From the liner notes:
Composing doesn’t come easily for me. I’ve always admired Haydn for his prolificity. Imagine: month after month, issuing forth uniquely imaginative works – ah, the flow of it! On the contrary, replacing that water metaphor with its opposite, it seems that each of my forays into the realm of composition has been an “ordeal by fire”.
Always exasperated by the inevitable question, “Why do you compose?”, I eventually settled on the following reply: “There becomes something that I need to hear. If someone else would compose it, I wouldn’t have to go through this.” If I’m being truthful in asserting this, then I conclude that what I need to hear is either the answer to a question or the consequence of tossing that question onto the fire – maybe replacing it with a better one, as Ramana Maharshi taught.

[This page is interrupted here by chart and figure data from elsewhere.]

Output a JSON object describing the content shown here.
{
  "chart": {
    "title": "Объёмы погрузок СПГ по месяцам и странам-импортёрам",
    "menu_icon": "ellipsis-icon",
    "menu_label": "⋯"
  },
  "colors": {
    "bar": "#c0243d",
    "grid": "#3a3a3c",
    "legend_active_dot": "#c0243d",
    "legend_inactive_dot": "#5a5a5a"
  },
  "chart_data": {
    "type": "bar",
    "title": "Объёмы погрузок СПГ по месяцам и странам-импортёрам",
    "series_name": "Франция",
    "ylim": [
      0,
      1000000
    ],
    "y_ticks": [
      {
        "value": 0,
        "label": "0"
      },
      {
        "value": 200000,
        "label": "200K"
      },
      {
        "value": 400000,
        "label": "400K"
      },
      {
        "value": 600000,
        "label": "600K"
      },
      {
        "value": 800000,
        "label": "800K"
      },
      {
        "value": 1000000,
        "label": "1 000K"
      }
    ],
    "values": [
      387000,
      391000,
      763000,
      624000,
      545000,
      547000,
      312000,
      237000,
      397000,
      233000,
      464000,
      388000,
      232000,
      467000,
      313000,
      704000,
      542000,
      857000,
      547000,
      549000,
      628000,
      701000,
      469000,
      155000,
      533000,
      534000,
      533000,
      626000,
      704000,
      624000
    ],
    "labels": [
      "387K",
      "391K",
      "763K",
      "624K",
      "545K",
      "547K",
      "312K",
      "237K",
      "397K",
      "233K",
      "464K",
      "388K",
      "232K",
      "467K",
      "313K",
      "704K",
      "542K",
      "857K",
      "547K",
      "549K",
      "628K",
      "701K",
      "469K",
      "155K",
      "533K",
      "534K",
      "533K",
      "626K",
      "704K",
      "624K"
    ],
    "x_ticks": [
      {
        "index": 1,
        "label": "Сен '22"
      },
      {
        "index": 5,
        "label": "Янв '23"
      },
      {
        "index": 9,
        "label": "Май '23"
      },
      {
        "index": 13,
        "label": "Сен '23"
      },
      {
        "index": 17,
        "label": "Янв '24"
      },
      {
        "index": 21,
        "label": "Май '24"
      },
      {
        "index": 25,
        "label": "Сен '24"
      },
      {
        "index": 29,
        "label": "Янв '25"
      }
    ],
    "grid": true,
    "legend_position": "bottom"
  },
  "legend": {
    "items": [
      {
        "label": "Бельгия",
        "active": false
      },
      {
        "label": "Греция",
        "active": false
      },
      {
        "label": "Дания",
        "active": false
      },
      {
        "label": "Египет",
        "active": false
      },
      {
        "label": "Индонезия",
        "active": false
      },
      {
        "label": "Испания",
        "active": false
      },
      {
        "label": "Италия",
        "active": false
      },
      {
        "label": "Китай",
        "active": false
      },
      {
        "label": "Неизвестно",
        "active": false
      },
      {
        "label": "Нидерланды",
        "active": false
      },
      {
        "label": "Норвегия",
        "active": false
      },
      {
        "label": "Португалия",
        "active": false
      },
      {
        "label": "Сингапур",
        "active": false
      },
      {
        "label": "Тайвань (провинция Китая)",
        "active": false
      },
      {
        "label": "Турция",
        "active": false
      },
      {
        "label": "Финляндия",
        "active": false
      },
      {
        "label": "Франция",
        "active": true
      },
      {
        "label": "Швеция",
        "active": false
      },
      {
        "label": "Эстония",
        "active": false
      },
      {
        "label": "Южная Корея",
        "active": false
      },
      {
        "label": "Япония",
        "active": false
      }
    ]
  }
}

In 1972, with little previous experience, I petitioned to be accepted into the Indiana University Master’s degree program in composition. Part of the entrance requirement was as follows: on a Friday afternoon one is given an envelope containing an instrument-specific “commission”, the work to be completed and delivered by Monday noon. Mine turned out to be trumpet, viola, and harp – a combination not having any historical precedent (and perhaps for good reason!). My first thought for an appropriate title was “Fresh-Squeezed”, but my concerned, coffee-supplying friends persuaded me to opt for something less facetious. Completed in the time allotted, it entered the world as “Phoenix-Flight”.
I’ll leave it to the listener to conclude whether any of these seven works, produced over a period of 40 years, is worthy of having “risen from the ashes”.